Amateur anglers have a significant and possibly damaging impact on certain sea-fish populations, scientists claim.
Angling interest groups reject the scientists' assessment
Research centred on the US shows the combined catch landed by hobbyists can rival commercial outfits - especially for depleted stocks such as red snapper.
The Science magazine study says the US's 10 million saltwater recreational anglers may need better regulation.
"A few fish per person times millions of fishermen can have an enormous impact," said Dr Will Figueira.
The scientist from Duke University in Beaufort, North Carolina, added: "Their aggregate impact is far from benign.
Figueira and colleagues used all available federal and state data to compare commercial and recreational landings over the past 22 years.
Their analysis showed that amateur fishermen accounted for nearly a quarter of total catches of over-fished populations.
For some under-pressure species - particularly the large charismatic fishes that people care about most - recreational fishing was actually found to outstrip commercial landings.
This is true for red snapper (59% recreational) and gag (56%) in the Gulf of Mexico, red drum in the South Atlantic (93%), and bocaccio on the Pacific coast (87%), among others.
"The conventional wisdom is that recreational fishing is a small proportion of the total take, so it is largely overlooked," says lead author Dr Felicia Coleman of Florida State University.
"But if you remove the fish caught and used for fish sticks and fishmeal (pollock and menhaden) - two strictly commercially caught species that account for over half of all US landings - the recreational take rises to 10% nationally.
"And if you focus in on the populations identified by the Federal government as species of concern, it rises to 23%."
Not all are ready to accept the researchers' data and methods, however.
Karl Wickstrom, editor of Florida Sportsman magazine, told Reuters the researchers had included data on species like red fish in which there is no commercial interest and failed to take into account limits already in place on catches of certain species.
"This study is designed to obfuscate the fact that industrial level over-fishing is the cause of the global fishing crisis we have," he said. "There is a mountain of information saying commercial fishing is the cause of fish depletion."
And Jim Donofrio, executive director of the Recreational Fishing Alliance, also questioned the reliability of the report's data.

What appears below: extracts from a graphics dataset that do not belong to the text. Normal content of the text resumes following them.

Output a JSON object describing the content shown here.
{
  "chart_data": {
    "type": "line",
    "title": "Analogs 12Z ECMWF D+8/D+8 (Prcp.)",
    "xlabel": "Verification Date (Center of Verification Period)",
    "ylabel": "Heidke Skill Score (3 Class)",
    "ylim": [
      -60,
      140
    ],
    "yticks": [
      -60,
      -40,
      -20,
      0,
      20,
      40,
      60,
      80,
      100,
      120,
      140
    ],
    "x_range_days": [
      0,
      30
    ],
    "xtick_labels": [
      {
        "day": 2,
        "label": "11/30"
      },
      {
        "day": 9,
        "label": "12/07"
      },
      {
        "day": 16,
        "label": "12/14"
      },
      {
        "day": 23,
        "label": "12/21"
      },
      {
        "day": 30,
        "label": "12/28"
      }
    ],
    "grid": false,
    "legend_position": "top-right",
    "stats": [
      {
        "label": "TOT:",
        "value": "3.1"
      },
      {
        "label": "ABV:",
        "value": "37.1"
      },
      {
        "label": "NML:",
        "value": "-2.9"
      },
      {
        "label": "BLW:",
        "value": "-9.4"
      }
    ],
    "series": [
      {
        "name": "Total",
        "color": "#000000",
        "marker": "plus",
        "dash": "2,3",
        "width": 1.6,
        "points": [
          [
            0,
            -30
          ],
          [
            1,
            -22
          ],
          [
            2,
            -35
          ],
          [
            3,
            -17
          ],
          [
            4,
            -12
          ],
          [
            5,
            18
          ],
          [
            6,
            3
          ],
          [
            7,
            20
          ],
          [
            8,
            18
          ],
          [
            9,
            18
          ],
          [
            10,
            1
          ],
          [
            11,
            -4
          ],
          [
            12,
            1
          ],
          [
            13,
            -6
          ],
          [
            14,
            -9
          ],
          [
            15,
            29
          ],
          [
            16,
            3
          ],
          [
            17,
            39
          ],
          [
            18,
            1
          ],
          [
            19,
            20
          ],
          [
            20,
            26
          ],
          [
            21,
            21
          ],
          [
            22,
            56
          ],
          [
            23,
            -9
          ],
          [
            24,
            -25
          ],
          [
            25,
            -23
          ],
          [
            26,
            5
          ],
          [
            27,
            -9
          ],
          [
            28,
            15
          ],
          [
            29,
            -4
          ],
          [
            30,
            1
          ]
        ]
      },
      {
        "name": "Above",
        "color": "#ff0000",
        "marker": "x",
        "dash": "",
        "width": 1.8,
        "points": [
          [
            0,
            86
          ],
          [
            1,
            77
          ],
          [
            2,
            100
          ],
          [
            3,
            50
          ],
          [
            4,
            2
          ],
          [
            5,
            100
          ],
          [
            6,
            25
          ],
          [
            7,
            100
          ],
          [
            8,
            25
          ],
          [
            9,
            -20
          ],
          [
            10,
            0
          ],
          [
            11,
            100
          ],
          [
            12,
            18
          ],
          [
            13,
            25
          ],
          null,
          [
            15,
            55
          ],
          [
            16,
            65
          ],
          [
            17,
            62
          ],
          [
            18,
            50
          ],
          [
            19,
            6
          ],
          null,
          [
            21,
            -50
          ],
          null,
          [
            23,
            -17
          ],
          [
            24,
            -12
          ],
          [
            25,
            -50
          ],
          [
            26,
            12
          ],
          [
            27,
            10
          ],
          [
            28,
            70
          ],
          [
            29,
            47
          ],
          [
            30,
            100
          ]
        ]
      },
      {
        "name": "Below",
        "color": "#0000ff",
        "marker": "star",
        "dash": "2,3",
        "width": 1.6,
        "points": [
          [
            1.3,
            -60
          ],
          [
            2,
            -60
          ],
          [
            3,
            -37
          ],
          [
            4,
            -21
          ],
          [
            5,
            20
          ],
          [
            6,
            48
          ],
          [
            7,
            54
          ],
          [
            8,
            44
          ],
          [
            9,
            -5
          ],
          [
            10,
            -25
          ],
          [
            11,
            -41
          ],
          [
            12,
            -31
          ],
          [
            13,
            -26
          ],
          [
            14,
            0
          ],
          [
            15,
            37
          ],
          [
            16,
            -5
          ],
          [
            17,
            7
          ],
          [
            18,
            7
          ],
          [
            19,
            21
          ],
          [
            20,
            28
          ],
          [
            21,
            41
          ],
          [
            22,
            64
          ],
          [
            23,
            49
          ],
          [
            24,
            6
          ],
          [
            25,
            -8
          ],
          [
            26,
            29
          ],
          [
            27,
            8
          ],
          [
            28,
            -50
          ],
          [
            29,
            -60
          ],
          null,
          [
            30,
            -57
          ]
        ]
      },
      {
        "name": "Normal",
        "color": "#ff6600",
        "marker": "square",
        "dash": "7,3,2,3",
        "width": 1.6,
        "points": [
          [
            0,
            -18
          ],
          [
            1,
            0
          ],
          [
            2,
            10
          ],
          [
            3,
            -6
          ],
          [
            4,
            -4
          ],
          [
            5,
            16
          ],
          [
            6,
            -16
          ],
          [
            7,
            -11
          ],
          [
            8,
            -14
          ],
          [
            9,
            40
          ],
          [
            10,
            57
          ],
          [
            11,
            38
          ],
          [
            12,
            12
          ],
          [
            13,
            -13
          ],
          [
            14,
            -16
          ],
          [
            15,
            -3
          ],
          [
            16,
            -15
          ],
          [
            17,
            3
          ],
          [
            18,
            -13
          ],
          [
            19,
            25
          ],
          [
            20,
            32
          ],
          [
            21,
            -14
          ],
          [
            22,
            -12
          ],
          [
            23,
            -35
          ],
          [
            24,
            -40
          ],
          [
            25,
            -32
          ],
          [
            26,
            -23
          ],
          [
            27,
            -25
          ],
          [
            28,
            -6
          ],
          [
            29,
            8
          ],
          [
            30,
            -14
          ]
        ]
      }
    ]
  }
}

For example, he pointed to a reported 35% jump in summer flounder catches. In reality, he told the Associated Press, torrential rains had kept anglers onshore, and the catches had dropped by 35%.
The scientists say more regulation may be needed
"We'll accept regulations. That's not a problem. But we will fight restrictions based on arbitrary data and inaccurate data," Donofrio added.
The research was sponsored by the Pew Charitable Trusts, which has supported a number of widely reported recent studies on the deterioration of the marine environment.